Stock markets are generally regulated. This is for a variety of reasons, mostly government interest in maintaining stability and investors interest in access to transparent trading records. Because many cryptocurrency exchanges are not regulated, the faults of unregulated, or dark, exchanges are apparent to traders in the risk they assume simply by moving funds to the exchange. Trading can often become gambling, since the order book has no audits and the exchange can simply move prices up or down to close positions, resulting in losses for traders and profits for exchanges. This flaw in the cryptocurrency ecosystem has prompted many users to jettison exchanges in search of economic gains elsewhere.
This is partly why the rise of ICOs has been so spectacular.

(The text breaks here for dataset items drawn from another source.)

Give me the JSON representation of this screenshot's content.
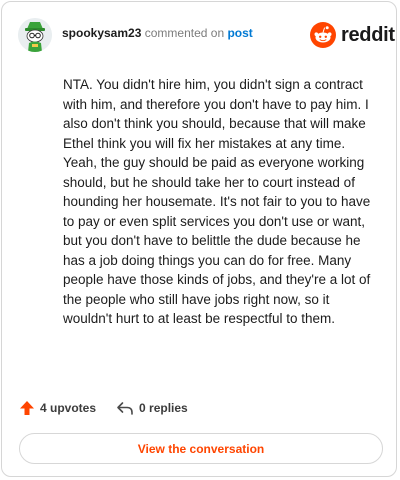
{
  "comment": {
    "username": "spookysam23",
    "action_text": "commented on",
    "link_text": "post",
    "body": "NTA. You didn't hire him, you didn't sign a contract with him, and therefore you don't have to pay him. I also don't think you should, because that will make Ethel think you will fix her mistakes at any time. Yeah, the guy should be paid as everyone working should, but he should take her to court instead of hounding her housemate. It's not fair to you to have to pay or even split services you don't use or want, but you don't have to belittle the dude because he has a job doing things you can do for free. Many people have those kinds of jobs, and they're a lot of the people who still have jobs right now, so it wouldn't hurt to at least be respectful to them."
  },
  "brand": {
    "wordmark": "reddit",
    "accent_color": "#ff4500",
    "icon": "reddit-logo-icon"
  },
  "footer": {
    "upvotes_label": "4 upvotes",
    "replies_label": "0 replies",
    "upvote_icon": "upvote-arrow-icon",
    "reply_icon": "reply-arrow-icon"
  },
  "cta": {
    "label": "View the conversation"
  },
  "colors": {
    "link": "#0079d3",
    "accent": "#ff4500",
    "text": "#1c1c1c",
    "muted": "#7c7c7c"
  }
}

Many speculators in the cryptocurrency space are unable to cash out, as the amount of actual money invested in digital assets is massively less than the claimed value of digital assets. Simply put, there are not nearly enough buyers for all the would-be sellers. This has led to some over-the-counter (OTC) firms to provide niche services to large clients, but those firms operate in the regulated world. For holders of many digital assets who operate in the grey or black markets, and achieved their gains through unreported means, cashing out is not exactly possible. Without a doubt, someone who possesses a large amount of bitcoin can slowly convert their gains into dollars on sites like Localbitcoin or other ways of contacting sellers and slowly, methodically, trading bitcoin for cash. This is inherently risky, however. This type of activity leaves a trail. It also requires face to face meetings, ill-advised for mega-criminals trying to go legitimate. So how does a well-to-do recently retired from the game purveyor of powerful opiates exit the digital asset trap? Diversifying assets and bartering.

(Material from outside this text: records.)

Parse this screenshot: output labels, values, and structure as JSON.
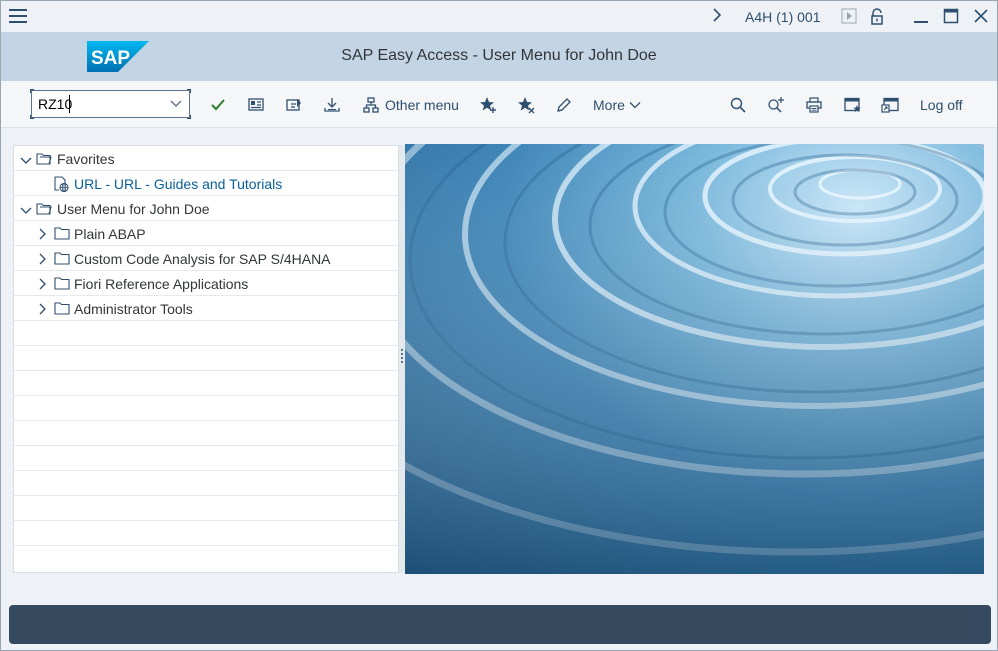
{
  "topbar": {
    "menu_icon": "hamburger-icon",
    "system_info": "A4H (1) 001",
    "icons": [
      "chevron-right-icon",
      "play-icon",
      "unlock-icon",
      "minimize-icon",
      "maximize-icon",
      "close-icon"
    ]
  },
  "header": {
    "logo_text": "SAP",
    "title": "SAP Easy Access  -  User Menu for John Doe",
    "brand_color": "#008fd3"
  },
  "toolbar": {
    "command_field": {
      "value": "RZ10"
    },
    "buttons": {
      "enter": "checkmark-icon",
      "other_menu": "Other menu",
      "more": "More",
      "log_off": "Log off"
    }
  },
  "tree": {
    "rows": [
      {
        "label": "Favorites",
        "type": "root",
        "expanded": true
      },
      {
        "label": "URL - URL - Guides and Tutorials",
        "type": "link"
      },
      {
        "label": "User Menu for John Doe",
        "type": "root",
        "expanded": true
      },
      {
        "label": "Plain ABAP",
        "type": "folder",
        "expanded": false
      },
      {
        "label": "Custom Code Analysis for SAP S/4HANA",
        "type": "folder",
        "expanded": false
      },
      {
        "label": "Fiori Reference Applications",
        "type": "folder",
        "expanded": false
      },
      {
        "label": "Administrator Tools",
        "type": "folder",
        "expanded": false
      }
    ]
  },
  "colors": {
    "header_bg": "#c3d4e4",
    "status_bar": "#354a5f",
    "link": "#0a5f99"
  }
}
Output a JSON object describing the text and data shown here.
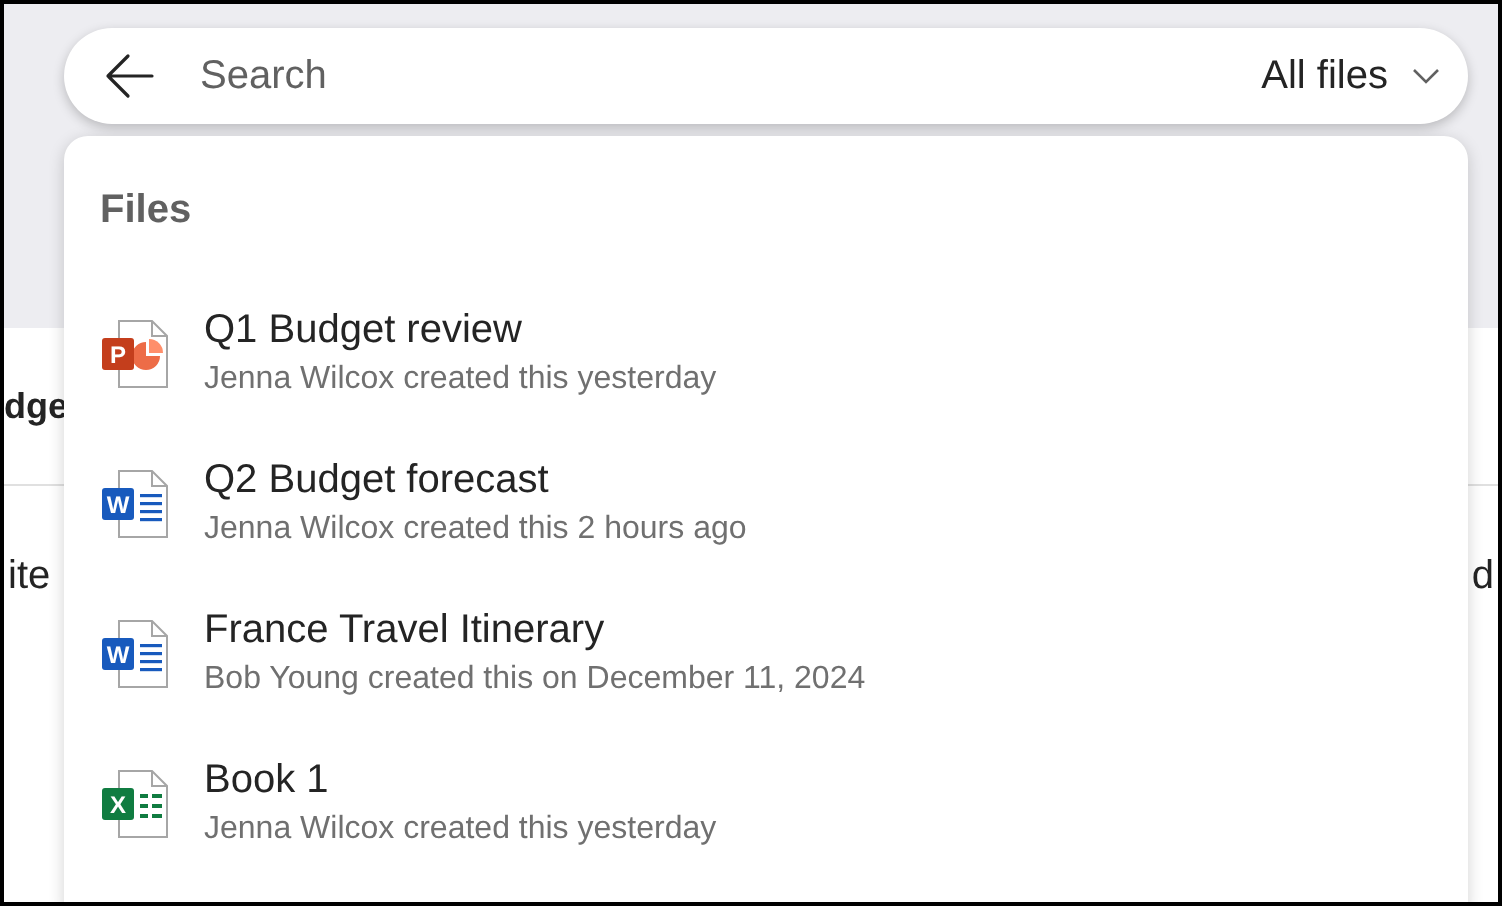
{
  "background": {
    "heading_fragment": "dge",
    "row_fragment_left": "ite",
    "row_fragment_right": "d"
  },
  "search": {
    "placeholder": "Search",
    "scope": "All files"
  },
  "results": {
    "heading": "Files",
    "items": [
      {
        "kind": "powerpoint",
        "letter": "P",
        "title": "Q1 Budget review",
        "detail": "Jenna Wilcox created this yesterday"
      },
      {
        "kind": "word",
        "letter": "W",
        "title": "Q2 Budget forecast",
        "detail": "Jenna Wilcox created this 2 hours ago"
      },
      {
        "kind": "word",
        "letter": "W",
        "title": "France Travel Itinerary",
        "detail": "Bob Young created this on December 11, 2024"
      },
      {
        "kind": "excel",
        "letter": "X",
        "title": "Book 1",
        "detail": "Jenna Wilcox created this yesterday"
      }
    ]
  }
}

Moving out of bitcoin and into less-traceable coins like Monero enables further hiding and puts a user in contact with many other like-minded privacy conscious individuals. Spreading bitcoin amongst assets like Monero, Ethereum, Litecoin, and various altcoins acts as somewhat of a hedge against disaster, though the market has displayed a tendency to follow bitcoin up or down. Or, perhaps at this point they are following Tether’s ability to prop up bitcoin. Either way, this strategy isn’t enough. So why not buy a short-lived asset that can be rapidly offloaded at a promised increase? The ICO for early buyers is a quick way to increase the face value of their digital assets, and is another easy, untraceable way for digital millionaires to diversify their portfolio. For the discerning darknet investor, a diverse group of holdings easily transferable to any non-extraditing nation is key to future luxury.
The issue now arising is the interest of governments in curtailing the outright fraud that exists in many ICO promises. Perpetrated on an often naïve crowd, ICOs capture the excitement of the moment to acquire valuable assets in exchange for less than assured assets, a new coin that will supposedly derive value from some underlying technology or property. As entities like the SEC ramp up investigations of this process, though, investors may find their digital anonymity threatened by regulators, driving these skittish types to new fringes of digital asset investing. As the ICO craze concludes, the next wave of digital investing will have to fill the gap. Whoever figures out the next best way to launder ill-gotten digital assets and capture the enthusiasm for subverting the traditional banking system will stand to benefit massively. As long as they don’t HODL too long, that is. Paper profits are only so useful, even when you’re fighting The Man.